Des scientifiques ont réussi à ranimer un ver âgé de 46 000 ans. Caché au fin fond du permafrost, ce petit être pourrait nous en apprendre beaucoup plus sur la survie des organismes face à des conditions extrêmes.
Un ver à l’épreuve du temps
Une équipe de chercheurs a réalisé, l’été dernier, un exploit à la fois fascinant et déconcertant : ils ont réussi à réveiller un ver enfoui à 40 mètres de profondeur dans le pergélisol sibérien depuis pas moins de 46 000 ans. Cette avancée scientifique, décrite dans une étude publiée en juillet 2023 dans la revue PLOS Genetics, révèle une stratégie de survie surprenante inscrite au cœur de la nature. Ce ver, appelé Panagrolaimus kolymaensis (un nom peu familier à l'oreille), a été ranimé grâce à sa capacité unique de cryptobiose.
La cryptobiose est une technique de survie remarquable qui consiste en une réduction extrême du métabolisme d'un organisme à un niveau quasiment indétectable. Cela permet aux créatures de survivre dans des conditions environnementales extrêmes, telles qu'un manque d'eau ou d'oxygène, des températures glaciales, le gel, voire une salinité excessive. Les chercheurs ont découvert que ce ver spécifique, initialement découvert dans les strates du permafrost sibérien, avait adopté cet état de cryptobiose, ce qui lui a permis de rester apparemment figé dans le temps pendant des dizaines de milliers d'années.
Un lombric synonyme de relique
Les chercheurs notent que, bien que des exemples de cryptobiose à long terme aient été observés par le passé, tels qu'une spore de Bacillus (une bactérie) préservée dans l'ambre aux côtés d'abeilles depuis des millions d'années, ou une graine de Lotus vieille de plus d'un millénaire qui a retrouvé sa vitalité, cette découverte ouvre de nouvelles perspectives sur la compréhension de la survie des organismes face à des conditions extrêmes. Jusqu'à présent, les nématodes, une classe d'organismes comprenant les vers, n'avaient été observés en état de cryptobiose que pour des périodes relativement courtes, généralement de l'ordre de quelques dizaines d'années.

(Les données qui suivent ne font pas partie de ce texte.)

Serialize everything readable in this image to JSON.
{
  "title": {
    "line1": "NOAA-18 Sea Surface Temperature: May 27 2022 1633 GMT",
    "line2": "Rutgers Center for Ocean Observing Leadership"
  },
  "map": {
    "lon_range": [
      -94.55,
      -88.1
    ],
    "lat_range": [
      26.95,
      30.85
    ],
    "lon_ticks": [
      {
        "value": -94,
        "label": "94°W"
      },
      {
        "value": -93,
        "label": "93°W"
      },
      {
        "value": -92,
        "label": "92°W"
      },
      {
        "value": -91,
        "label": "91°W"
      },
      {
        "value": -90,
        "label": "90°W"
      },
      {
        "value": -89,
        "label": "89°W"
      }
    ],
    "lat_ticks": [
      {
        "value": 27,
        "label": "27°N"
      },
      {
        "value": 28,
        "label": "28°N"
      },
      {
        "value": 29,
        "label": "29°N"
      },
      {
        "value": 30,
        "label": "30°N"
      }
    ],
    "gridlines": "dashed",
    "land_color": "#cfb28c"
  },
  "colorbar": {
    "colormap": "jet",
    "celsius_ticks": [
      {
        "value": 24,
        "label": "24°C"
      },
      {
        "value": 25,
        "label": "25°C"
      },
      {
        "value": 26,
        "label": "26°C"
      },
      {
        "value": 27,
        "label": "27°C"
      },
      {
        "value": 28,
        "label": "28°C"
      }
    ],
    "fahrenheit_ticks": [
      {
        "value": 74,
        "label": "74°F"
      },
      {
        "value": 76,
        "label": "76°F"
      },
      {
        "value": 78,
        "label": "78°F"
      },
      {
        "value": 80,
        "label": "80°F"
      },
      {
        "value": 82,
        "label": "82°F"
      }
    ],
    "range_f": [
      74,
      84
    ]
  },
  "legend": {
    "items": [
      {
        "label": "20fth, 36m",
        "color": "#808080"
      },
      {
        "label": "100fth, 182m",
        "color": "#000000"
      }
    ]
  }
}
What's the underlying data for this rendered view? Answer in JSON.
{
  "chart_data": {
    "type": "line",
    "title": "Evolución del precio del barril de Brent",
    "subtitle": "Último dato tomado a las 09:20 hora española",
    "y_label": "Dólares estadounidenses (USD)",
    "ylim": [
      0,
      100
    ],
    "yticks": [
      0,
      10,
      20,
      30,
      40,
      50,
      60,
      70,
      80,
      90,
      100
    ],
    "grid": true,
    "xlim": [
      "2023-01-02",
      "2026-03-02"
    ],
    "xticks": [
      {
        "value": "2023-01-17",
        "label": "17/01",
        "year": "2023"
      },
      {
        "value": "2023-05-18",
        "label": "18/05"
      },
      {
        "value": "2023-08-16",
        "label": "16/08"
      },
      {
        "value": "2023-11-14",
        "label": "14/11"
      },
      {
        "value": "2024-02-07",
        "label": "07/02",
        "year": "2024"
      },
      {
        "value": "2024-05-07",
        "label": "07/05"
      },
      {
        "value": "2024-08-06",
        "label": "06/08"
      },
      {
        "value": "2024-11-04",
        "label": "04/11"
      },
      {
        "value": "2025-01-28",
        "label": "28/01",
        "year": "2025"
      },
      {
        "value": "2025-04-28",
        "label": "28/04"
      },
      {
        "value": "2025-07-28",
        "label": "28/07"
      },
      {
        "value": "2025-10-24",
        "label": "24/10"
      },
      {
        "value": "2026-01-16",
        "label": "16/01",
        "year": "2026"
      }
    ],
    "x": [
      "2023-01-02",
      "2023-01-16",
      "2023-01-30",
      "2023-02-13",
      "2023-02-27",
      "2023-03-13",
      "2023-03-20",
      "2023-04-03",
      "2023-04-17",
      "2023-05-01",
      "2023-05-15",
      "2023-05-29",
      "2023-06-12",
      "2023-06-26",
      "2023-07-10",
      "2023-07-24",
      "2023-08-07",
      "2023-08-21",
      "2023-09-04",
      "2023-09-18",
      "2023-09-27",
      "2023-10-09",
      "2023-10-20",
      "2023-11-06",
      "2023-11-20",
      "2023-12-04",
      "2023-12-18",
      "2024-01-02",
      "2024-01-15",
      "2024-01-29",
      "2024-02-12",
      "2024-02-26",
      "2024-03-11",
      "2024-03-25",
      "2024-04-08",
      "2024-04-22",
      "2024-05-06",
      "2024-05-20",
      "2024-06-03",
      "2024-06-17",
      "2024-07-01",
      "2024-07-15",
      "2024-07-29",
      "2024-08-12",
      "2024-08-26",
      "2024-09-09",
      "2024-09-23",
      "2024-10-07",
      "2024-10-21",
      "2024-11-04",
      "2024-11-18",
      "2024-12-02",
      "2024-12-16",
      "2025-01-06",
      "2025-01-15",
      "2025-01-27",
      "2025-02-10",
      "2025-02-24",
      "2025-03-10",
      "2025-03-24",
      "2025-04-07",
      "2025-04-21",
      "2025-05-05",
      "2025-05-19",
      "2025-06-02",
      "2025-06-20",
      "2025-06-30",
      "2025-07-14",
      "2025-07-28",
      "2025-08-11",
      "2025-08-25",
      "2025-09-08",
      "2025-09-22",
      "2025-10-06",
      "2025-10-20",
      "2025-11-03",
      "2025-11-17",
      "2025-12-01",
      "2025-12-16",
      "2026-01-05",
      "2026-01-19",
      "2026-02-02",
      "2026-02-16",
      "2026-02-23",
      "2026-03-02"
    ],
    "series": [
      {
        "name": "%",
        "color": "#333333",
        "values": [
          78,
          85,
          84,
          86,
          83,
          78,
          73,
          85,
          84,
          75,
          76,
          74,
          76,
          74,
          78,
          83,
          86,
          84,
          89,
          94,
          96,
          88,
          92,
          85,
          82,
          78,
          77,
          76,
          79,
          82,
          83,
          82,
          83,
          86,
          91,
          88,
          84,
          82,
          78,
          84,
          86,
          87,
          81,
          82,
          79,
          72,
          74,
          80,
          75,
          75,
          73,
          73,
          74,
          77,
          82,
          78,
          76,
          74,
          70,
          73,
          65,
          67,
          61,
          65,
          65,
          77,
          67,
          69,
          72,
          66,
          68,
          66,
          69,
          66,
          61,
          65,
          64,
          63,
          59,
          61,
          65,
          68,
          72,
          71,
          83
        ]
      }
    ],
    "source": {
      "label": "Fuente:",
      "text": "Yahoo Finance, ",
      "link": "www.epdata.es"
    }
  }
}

Cette découverte renforce le statut du pergélisol en tant qu'écosystème exceptionnel, capable de préserver des formes de vie à des températures bien en-dessous de zéro pendant des durées incroyablement longues. Cependant, les chercheurs reconnaissent que le mécanisme précis derrière la survie de ces organismes en cryptobiose reste largement mystérieux. Ils admettent ne pas comprendre complètement les voies moléculaires et biochimiques utilisées par ces organismes pour survivre dans cet état.
Cette avancée, bien que complexe, pourrait jouer un rôle crucial dans la compréhension des processus évolutifs et peut-être même dans la résurrection de lignées éteintes depuis longtemps. Toutefois, en raison du réchauffement climatique, le pergélisol fond à un rythme alarmant, ce qui risque de libérer certaines créatures et virus anciens piégés depuis des millénaires.